In the great questions of national life presented by the crises of their day, the Puritans looked to Scripture for light on the duties, power, and rights of king, Parliament, and citizen-subjects. In regard to the individual, the Puritans focused on personal, comprehensive conversion. They believed with Christ that “except a man be born again, he cannot see the kingdom of heaven” (John 3:3). So they excelled at preaching the gospel, probing the conscience, awakening the sinner, calling him to repentance and faith, leading him to Christ, and schooling him in the way of Christ.
Just what is meant by the term Puritan? Many people today use the term to describe a morose and legalistic brand of Christianity that borders on fanaticism. Much of this stereotype was the product of nineteenth-century anti-Puritan sentiments. While subsequent cultures have expressed various opinions of the Puritans, it is helpful to chronicle a brief history of the term and to assess the movement as objectively as possible.
The term Puritan was first used in the 1560s of those English Protestants who considered the reforms under Queen Elizabeth incomplete and called for further “purification” (from the Greek word katharos, “pure”). Its negative connotation derived from its being a translation of the Latin term catharus (Puritan) or cathari (Puritans; from katharos), a title given to medieval heretics (Gordon S. Wakefield, “The Puritans,” in The Study of Spirituality, ed. Cheslyn Jones, Geoffrey Wainwright, and Edward Yarnold, p. 438).

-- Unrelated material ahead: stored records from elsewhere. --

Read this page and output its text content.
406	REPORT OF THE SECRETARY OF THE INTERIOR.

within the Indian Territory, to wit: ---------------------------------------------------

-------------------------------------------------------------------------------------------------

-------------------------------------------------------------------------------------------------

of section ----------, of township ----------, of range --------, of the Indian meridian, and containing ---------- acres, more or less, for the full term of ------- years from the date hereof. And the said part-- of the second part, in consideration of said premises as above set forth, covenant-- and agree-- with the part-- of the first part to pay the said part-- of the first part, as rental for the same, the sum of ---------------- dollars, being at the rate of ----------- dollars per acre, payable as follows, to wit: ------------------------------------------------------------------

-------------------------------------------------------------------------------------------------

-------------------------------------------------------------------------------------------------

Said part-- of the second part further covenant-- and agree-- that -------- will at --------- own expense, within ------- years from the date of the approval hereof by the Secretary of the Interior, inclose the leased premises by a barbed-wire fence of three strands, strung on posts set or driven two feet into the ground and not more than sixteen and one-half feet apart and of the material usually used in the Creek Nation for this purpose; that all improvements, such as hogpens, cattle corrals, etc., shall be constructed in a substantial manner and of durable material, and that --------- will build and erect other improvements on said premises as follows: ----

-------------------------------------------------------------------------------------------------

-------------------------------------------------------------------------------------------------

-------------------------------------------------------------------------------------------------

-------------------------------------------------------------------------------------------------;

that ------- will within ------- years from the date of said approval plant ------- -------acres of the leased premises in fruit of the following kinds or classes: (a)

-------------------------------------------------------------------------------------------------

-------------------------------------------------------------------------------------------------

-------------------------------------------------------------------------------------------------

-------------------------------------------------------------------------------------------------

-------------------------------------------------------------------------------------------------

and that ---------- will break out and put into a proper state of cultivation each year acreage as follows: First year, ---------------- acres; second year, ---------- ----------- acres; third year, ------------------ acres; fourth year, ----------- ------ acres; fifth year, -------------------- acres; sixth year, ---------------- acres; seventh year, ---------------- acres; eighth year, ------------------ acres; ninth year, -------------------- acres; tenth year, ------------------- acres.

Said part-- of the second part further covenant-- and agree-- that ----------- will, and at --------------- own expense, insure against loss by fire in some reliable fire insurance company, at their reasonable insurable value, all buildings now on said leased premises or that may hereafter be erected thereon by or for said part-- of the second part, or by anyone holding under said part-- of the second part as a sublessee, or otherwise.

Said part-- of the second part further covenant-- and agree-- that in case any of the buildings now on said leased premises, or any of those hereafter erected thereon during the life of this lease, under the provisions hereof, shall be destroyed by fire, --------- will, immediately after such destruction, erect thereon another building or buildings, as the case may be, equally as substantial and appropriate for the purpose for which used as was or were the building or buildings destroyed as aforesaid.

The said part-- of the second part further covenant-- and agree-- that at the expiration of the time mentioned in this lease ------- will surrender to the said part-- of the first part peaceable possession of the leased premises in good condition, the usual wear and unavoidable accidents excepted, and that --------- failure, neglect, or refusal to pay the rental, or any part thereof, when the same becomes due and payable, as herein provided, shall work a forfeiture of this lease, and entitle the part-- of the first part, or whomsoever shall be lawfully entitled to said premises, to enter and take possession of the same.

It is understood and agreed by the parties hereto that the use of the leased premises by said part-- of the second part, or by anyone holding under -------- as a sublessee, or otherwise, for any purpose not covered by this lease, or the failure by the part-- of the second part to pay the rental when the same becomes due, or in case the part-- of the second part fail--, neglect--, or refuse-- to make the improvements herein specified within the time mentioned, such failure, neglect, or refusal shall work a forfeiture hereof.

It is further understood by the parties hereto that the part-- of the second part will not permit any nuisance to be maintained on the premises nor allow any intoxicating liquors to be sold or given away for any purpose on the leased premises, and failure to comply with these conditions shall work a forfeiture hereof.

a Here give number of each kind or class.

For William Perkins (1558- 1602), often called “the father of Puritanism,” Puritan was a “vile term” that described people with perfectionist tendencies (The Works of Mr. William Perkins, 1:342, 3:15). Leonard J. Trinterud concludes, “Throughout the sixteenth century it was used more often as a scornful adjective than as a substantive noun, and was rejected as slanderous in whatever quarter it was applied” (Elizabethan Puritanism, pp. 3ff.).
The terms Puritan and Puritanism stuck, though what they mean has changed over the years. Twentieth-century scholars offer various opinions on what the terms actually intend to describe. William Haller sees the “central dogma of Puritan ism [as] an all-embracing determinism, theologically formulated doctrine of predestination” (The Rise of Puritanism, p. 83). Perry Miller finds the “marrow of Puritan divinity” in the idea of the covenant (Errand into the Wilderness, pp. 48–49); and Alan Simpson, in the concept of conversion (Puritanism in Old and New England, p. 2). Christopher Hill emphasized the social and political ideas in Puritanism (Society and Puritanism). John Coolidge linked the Puritan emphasis to a rejection of the Anglican doctrine of adiaphora, or things indifferent (The Pauline Renaissance in England: Puritanism and the Bible).